- Islandshire Location in Northumberland
- Coordinates: 55°40′44″N 1°51′43″W﻿ / ﻿55.679°N 1.862°W
- Grid position: NU087428
- Location: Northumberland, England, UK

= Islandshire =

Historical division of Northumberland, England

Islandshire was a 'liberty' north of Northumberland, England, comprising Lindisfarne or Holy Island, plus five parishes on the mainland. Its main settlements were Tweedmouth and Scremerston.

It is historically associated with the Bishop of Durham, and was administratively an exclave of the County Palatinate of Durham. It was transferred to the county of Northumberland by the Counties (Detached Parts) Act 1844, becoming a hundred.
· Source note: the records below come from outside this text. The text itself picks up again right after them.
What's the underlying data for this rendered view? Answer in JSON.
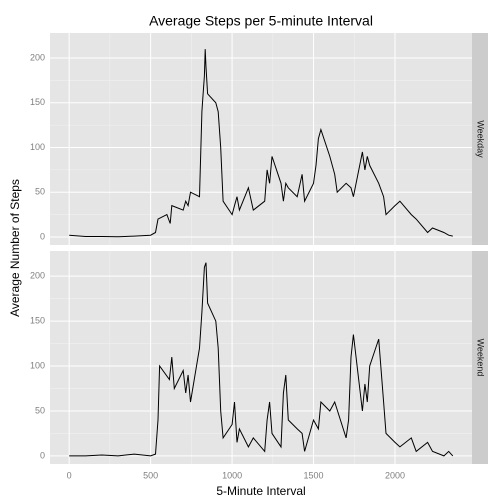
{
  "chart_data": [
    {
      "type": "line",
      "title": "Average Steps per 5-minute Interval",
      "y_label": "Average Number of Steps",
      "facet": "Weekday",
      "x": [
        0,
        100,
        200,
        300,
        400,
        500,
        530,
        545,
        600,
        620,
        630,
        700,
        715,
        730,
        745,
        800,
        815,
        820,
        830,
        835,
        840,
        850,
        900,
        915,
        930,
        945,
        1000,
        1015,
        1030,
        1045,
        1100,
        1130,
        1200,
        1215,
        1230,
        1245,
        1300,
        1315,
        1330,
        1345,
        1400,
        1430,
        1445,
        1500,
        1515,
        1530,
        1545,
        1600,
        1630,
        1645,
        1700,
        1730,
        1745,
        1800,
        1815,
        1830,
        1845,
        1900,
        1930,
        1945,
        2000,
        2030,
        2100,
        2130,
        2200,
        2230,
        2300,
        2330,
        2355
      ],
      "series": [
        {
          "name": "Weekday",
          "color": "#000000",
          "values": [
            2,
            0.5,
            0.5,
            0.2,
            1,
            2,
            5,
            20,
            25,
            15,
            35,
            30,
            40,
            35,
            50,
            45,
            140,
            155,
            180,
            210,
            190,
            160,
            150,
            140,
            100,
            40,
            25,
            35,
            45,
            30,
            55,
            30,
            40,
            75,
            60,
            90,
            60,
            40,
            60,
            55,
            45,
            70,
            40,
            60,
            80,
            110,
            120,
            90,
            70,
            50,
            60,
            55,
            45,
            95,
            75,
            90,
            80,
            60,
            45,
            25,
            35,
            40,
            25,
            20,
            5,
            10,
            5,
            2,
            1
          ]
        }
      ],
      "xlim": [
        -117.75,
        2472.75
      ],
      "xticks": [
        0,
        500,
        1000,
        1500,
        2000
      ],
      "ylim": [
        -9,
        228
      ],
      "yticks": [
        0,
        50,
        100,
        150,
        200
      ],
      "grid": true
    },
    {
      "type": "line",
      "x_label": "5-Minute Interval",
      "facet": "Weekend",
      "x": [
        0,
        100,
        200,
        300,
        400,
        500,
        530,
        545,
        555,
        615,
        630,
        645,
        700,
        715,
        730,
        745,
        800,
        815,
        830,
        840,
        850,
        900,
        915,
        930,
        945,
        1000,
        1015,
        1030,
        1045,
        1100,
        1130,
        1200,
        1215,
        1230,
        1245,
        1300,
        1315,
        1330,
        1345,
        1400,
        1430,
        1445,
        1500,
        1530,
        1545,
        1600,
        1630,
        1700,
        1715,
        1730,
        1745,
        1800,
        1815,
        1830,
        1845,
        1900,
        1930,
        1945,
        2000,
        2030,
        2100,
        2130,
        2200,
        2230,
        2300,
        2330,
        2355
      ],
      "series": [
        {
          "name": "Weekend",
          "color": "#000000",
          "values": [
            0,
            0,
            1,
            0,
            2,
            0,
            2,
            40,
            100,
            85,
            110,
            75,
            95,
            70,
            90,
            60,
            120,
            160,
            210,
            215,
            170,
            150,
            120,
            50,
            20,
            35,
            60,
            15,
            30,
            10,
            20,
            5,
            40,
            60,
            25,
            10,
            70,
            90,
            40,
            30,
            25,
            5,
            40,
            30,
            60,
            50,
            60,
            20,
            40,
            110,
            135,
            50,
            80,
            60,
            100,
            130,
            60,
            25,
            15,
            10,
            20,
            5,
            15,
            5,
            0,
            5,
            0
          ]
        }
      ],
      "xlim": [
        -117.75,
        2472.75
      ],
      "xticks": [
        0,
        500,
        1000,
        1500,
        2000
      ],
      "ylim": [
        -9,
        228
      ],
      "yticks": [
        0,
        50,
        100,
        150,
        200
      ],
      "grid": true
    }
  ]
}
Much of it (minus Tweedmouth) formed part of the Norham and Islandshires Rural District from 1894 until 1974, and then formed part of the borough of Berwick-upon-Tweed district within the County of Northumberland. In 2009 the borough of Berwick-upon-Tweed was abolished as part of wider structural changes to local government in England, with the area now falling under the unitary council of Northumberland County Council. The area, combined with Norham, still forms one of the unitary council's electoral divisions today.

It consisted of the parishes of Ancroft, Belford, Elwick, Holy Island, Kyloe and Tweedmouth.